The 1981 Today segment, titled “Socialism in New England,” shows journalist Jane Pauley declaring, “Face it, you don’t find too many socialists in elected office in this country.”

It then cuts to Phil Donahue, who is sitting down with the newly-elected Sanders. He says that many people were surprised at Sanders’s narrow win. “My goodness, how could this happen in good old conservative Vermont?” Donahue asked.

“Well, in Vermont, being conservative is different, perhaps, than being conservative elsewhere in the country,” Sanders said.

Sanders went on to explain that Vermont was one of the poorest states in the country and that Burlington also has its own share of problems. “I won the election, I think, because we effectively put together a coalition of low-income people, elderly people who, in Vermont, are very often up against a wall economically, in very bad shape, some of our city trade unions,” he said.

Donahue interrupted to point out that the city’s police had supported Sanders as well, which Sanders noted was because they were part of the police union who, like other workers, were earning low wages and wanted change. Donahue also said perhaps people had voted for Reagan and Sanders; Sanders replied that he didn’t know.

Today wasn’t the only news outlet expressing surprise at Sanders’s Burlington win.

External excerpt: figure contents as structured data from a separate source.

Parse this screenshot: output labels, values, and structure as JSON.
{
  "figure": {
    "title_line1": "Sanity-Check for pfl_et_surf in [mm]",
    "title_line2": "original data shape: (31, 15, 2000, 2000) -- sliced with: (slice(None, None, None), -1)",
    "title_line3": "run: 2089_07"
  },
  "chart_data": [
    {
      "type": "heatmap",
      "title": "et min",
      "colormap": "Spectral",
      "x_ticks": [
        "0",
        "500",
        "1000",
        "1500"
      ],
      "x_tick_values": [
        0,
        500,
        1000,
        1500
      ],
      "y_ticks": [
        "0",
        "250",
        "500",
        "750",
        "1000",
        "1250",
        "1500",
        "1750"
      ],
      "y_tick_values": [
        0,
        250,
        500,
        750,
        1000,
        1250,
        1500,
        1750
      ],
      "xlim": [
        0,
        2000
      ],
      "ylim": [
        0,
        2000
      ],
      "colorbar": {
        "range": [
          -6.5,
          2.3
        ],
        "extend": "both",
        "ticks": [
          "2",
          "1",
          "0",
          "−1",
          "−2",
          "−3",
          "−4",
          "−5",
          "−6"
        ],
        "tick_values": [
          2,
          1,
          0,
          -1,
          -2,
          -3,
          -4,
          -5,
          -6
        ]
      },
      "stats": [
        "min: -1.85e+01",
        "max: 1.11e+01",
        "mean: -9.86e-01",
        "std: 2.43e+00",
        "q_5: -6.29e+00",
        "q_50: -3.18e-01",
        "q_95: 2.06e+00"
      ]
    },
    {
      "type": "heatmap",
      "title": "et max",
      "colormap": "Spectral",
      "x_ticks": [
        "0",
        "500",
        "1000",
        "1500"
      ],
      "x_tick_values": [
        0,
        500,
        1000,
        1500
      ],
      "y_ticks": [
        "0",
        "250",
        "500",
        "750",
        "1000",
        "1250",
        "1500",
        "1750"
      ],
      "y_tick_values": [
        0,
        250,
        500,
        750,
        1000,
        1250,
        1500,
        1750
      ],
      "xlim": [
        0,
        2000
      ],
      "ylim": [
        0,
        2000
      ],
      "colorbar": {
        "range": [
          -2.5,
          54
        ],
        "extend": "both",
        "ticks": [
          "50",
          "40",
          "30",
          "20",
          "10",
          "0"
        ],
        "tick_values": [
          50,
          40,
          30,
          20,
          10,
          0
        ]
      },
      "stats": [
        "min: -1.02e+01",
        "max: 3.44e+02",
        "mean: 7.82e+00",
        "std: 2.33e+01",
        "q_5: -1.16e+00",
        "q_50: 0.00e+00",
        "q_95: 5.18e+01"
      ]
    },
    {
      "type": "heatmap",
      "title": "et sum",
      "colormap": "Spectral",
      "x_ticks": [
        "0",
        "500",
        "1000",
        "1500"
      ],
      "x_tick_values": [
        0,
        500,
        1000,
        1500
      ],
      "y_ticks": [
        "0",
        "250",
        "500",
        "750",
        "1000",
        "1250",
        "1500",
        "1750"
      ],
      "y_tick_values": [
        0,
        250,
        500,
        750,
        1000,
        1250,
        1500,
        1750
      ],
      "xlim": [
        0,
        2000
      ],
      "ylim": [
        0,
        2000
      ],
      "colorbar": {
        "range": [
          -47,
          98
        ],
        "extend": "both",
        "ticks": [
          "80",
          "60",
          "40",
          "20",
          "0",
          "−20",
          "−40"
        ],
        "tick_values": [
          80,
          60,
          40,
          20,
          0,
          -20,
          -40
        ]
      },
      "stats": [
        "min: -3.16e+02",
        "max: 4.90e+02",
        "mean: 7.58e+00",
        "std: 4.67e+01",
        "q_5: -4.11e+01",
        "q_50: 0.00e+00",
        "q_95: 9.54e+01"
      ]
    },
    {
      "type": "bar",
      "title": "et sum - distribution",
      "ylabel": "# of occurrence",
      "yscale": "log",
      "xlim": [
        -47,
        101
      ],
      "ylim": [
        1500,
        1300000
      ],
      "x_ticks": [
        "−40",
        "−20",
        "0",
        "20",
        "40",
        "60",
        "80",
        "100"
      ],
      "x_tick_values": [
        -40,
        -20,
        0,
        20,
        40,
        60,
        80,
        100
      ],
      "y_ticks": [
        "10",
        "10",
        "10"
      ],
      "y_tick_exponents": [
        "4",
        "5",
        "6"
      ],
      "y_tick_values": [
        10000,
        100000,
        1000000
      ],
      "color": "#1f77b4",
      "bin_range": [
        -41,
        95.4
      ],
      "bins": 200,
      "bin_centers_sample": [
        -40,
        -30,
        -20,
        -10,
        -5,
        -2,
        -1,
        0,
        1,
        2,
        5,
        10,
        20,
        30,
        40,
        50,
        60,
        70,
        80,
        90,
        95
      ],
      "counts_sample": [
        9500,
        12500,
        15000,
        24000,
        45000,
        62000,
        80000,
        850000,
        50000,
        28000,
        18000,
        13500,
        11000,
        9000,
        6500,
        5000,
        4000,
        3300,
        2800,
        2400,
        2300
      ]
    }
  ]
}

A New York Times headline from the time reads: “Vermont Socialist Plans Mayoralty With Bias Toward the Poor.” The story describes Sanders as a “former freelance writer, carpenter, film producer and political activist who came to Vermont in the late 1960’s like thousands of other young people upset over the Vietnam War and the plight of the nation’s cities.” It says that Sanders in an interview was trying to strike a conciliatory tone:

“I’m not going to war with the city’s financial and business community and I know that there is little I can do from City Hall to accomplish my dreams for society,” said Mr. Sanders, whose election runs counter to both this state’s native conservatism and the nation’s trend toward the political right.

Nonetheless, he plans to run the city with the aid of a steering committee of poor people, labor unions and other representatives of what he calls the “disenfranchised”; to push for enactment of some form of tenants’ rights or rent control measure; to tax or otherwise receive city revenues from the numerous tax-exempt educational and medical institutions here, and to investigate the morale problems of the city’s Police Department.

Sanders would go on to serve four terms as Burlington’s mayor.

Sanders from 1981 doesn’t sound that different from Sanders, who at 77 is an independent Vermont senator and is making his second run for the White House. But he’s had a major role in shaping the Democratic Party’s messaging in recent years.

“We’re coming in with a definite class analysis and a belief that the trickle-down theory of economic growth, the ‘what’s good for General Motors is good for America’ theory, doesn’t work,” Sanders told the Times in 1981.

In an interview with CBS News journalist John Dickerson on Tuesday, his message was similar. “You have billionaire corporations … like Amazon that make billions in profit, don’t pay a nickel in taxes. You have three people who own more wealth than the bottom half of American society. That is the issue. It’s not those three people; it is that we have allowed that to take place,” he said, later adding, “That is wrong. That’s morally wrong, in my view. That is bad economics.”